Durante muchos años, al momento de que pensábamos en adquirir un nuevo vehículo, dentro de las primeras cosas que pensábamos, era en que fuese económico de combustible, que tuviese asientos de piel, cristales eléctricos, que fuese vistoso y, de la misma manera, que resultara cómodo, espacioso y confiable.
Si bien es cierto, que muchos de estos elementos prevalecen hoy día en la toma de decisiones, se ha agregado un ingrediente que ha tomado una importancia sumamente relevante y que, en ocasiones, pudiese dejar de lado otros elementos valorados por los compradores del pasado. Hablamos de los sistemas de infoentretenimiento.
En el pasado, nos conformábamos con que nuestro vehículo reprodujera Cassettes y CD’s, sin embargo, hoy día se ha vuelto supremamente importante que nuestro vehículo se conecte con nuestro celular para que pueda desplegar las múltiples funciones que tenemos en nuestro teléfono móvil, en una pantalla intuitiva y fácil de utilizar.
Ya no pensamos en un modelo que, de fábrica, no venga equipado como mínimo con las interfaces de Apple Car Play y Android Auto, ya que estas herramientas han permitido que podamos utilizar las aplicaciones de navegación, música, entre otras funciones, sin tener que colocarlo manualmente como en décadas atrás.
Esta condición ha causado que el foco de los consumidores jóvenes se encuentre centrado, principalmente, en las opciones o “features” que el vehículo posea, así como todos aquellos elementos que permitan mejorar la experiencia en cabina. Todo esto, por encima, en muchas ocasiones, del diseño, las motorizaciones, o el desempeño mismo del vehículo a nivel de prestaciones.

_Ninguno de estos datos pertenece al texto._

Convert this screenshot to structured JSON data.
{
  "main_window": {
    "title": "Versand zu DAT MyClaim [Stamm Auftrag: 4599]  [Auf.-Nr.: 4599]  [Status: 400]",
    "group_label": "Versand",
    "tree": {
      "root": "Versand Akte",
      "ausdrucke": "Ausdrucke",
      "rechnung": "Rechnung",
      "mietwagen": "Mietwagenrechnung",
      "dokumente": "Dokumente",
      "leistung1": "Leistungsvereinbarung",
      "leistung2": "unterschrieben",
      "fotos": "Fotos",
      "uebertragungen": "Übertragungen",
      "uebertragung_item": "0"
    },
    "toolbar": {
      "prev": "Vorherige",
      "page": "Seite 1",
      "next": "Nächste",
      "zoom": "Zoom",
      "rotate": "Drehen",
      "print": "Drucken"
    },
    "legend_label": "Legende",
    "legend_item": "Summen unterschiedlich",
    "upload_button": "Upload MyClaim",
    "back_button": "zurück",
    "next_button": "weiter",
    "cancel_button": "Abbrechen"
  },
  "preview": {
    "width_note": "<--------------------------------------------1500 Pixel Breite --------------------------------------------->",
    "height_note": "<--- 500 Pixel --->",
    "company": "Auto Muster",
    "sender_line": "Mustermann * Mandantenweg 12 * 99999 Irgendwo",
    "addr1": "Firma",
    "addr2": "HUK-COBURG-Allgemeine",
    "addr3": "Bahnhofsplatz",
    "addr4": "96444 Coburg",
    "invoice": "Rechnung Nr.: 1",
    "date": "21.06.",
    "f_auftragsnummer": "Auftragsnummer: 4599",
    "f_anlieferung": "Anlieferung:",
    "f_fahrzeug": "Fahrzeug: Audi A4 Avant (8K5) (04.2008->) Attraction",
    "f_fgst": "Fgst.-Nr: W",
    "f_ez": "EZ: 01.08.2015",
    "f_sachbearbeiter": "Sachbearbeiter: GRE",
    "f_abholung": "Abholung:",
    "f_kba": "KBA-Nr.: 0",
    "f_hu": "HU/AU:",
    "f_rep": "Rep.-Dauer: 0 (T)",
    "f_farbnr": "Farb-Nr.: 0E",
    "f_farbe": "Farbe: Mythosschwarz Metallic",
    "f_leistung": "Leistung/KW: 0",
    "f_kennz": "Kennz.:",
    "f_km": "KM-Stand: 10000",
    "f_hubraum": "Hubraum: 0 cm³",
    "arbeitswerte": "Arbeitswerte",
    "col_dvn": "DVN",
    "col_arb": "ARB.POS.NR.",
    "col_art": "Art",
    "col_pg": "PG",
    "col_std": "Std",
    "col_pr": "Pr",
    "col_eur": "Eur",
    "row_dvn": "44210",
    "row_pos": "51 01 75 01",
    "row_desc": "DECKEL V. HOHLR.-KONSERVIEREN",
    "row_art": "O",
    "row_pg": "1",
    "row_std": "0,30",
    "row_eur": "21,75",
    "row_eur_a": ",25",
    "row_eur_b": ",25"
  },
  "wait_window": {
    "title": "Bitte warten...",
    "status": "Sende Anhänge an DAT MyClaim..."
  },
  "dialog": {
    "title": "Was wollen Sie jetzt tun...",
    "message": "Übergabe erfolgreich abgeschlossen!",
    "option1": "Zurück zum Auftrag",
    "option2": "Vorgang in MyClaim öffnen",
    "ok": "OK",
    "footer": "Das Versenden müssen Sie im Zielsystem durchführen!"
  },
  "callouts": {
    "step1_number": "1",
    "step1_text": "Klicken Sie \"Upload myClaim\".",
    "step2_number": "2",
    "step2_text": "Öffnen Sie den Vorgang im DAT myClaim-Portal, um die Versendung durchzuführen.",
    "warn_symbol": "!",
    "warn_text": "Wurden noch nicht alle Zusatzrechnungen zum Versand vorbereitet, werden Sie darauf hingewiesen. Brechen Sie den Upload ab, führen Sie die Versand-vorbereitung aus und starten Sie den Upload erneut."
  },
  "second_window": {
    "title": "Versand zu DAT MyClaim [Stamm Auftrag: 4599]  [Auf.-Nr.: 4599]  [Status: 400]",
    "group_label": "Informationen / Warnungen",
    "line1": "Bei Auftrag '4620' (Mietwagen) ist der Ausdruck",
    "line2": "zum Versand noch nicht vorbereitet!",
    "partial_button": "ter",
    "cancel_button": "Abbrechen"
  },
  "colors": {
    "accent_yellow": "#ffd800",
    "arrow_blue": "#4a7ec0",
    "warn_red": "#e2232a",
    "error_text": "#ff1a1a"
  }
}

Hoy día, esperamos Aires Acondicionados manejados digitalmente a través de las pantallas táctiles, desplegando una serie de funciones adicionales que los vehículos tradicionales no contemplaban. Del mismo modo, sistemas de cámaras de 360 grados que permitan mirar cada detalle del alrededor… Todo lo anterior, aunado a los sistemas de asistencia a la conducción que hoy tenemos, entre muchas otras funciones valoradas.
Si ponemos el tema en perspectiva, cada vez hay menos personas en los concesionarios preguntando cuál es la cilindrada del motor, qué cantidad de velocidades o cambios tiene la caja de transmisión, o qué tamaño tienen los discos o rotores de freno. La realidad es que hoy el foco se centra en un diseño atractivo, motorizaciones que buscan la mayor eficiencia de combustible sin mayores detalles, y potencia moderada.

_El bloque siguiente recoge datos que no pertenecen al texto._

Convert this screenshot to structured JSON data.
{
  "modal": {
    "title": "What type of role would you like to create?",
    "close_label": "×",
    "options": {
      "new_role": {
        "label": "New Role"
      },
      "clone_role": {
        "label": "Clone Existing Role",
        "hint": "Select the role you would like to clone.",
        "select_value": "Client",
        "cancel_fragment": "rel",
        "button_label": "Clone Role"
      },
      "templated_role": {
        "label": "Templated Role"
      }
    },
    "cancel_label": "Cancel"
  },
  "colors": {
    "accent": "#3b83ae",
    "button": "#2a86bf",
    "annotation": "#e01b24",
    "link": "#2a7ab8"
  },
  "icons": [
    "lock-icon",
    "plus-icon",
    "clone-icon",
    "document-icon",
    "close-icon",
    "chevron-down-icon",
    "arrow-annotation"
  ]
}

Esta situación afecta a los que somos más puristas y que perseguimos mayor variedad de vehículos divertidos de conducir. Hoy en día, los vehículos se inclinan cada vez más a ser computadoras ambulantes, máquinas que nos permitan lograr el objetivo esencial de llegar del punto A al punto B, con una gran experiencia al interior, sin embargo, con manejos cada vez más sobrios y, por ende, menos divertidos de conducir.
Hemos dejado de lado, en muchos modelos, las palancas de cambio por paneles táctiles en donde seleccionamos el cambio a utilizar, y disfrutamos cada vez más la cantidad de funciones que el vehículo, por si mismo, realiza de manera automática e intuitivamente sin necesidad de nosotros realizarlo.
En conclusión, la intención no es censurar nada de lo anterior, al contrario, la experiencia en cabina hoy día es totalmente idílica en la mayoría de los modelos, sin embargo, y para los puristas, considero nos hemos ido alejando del placer de manejar vehículos que no piensen por sí mismos y de condiciones más divertidas y “análogas”, por así decirlo.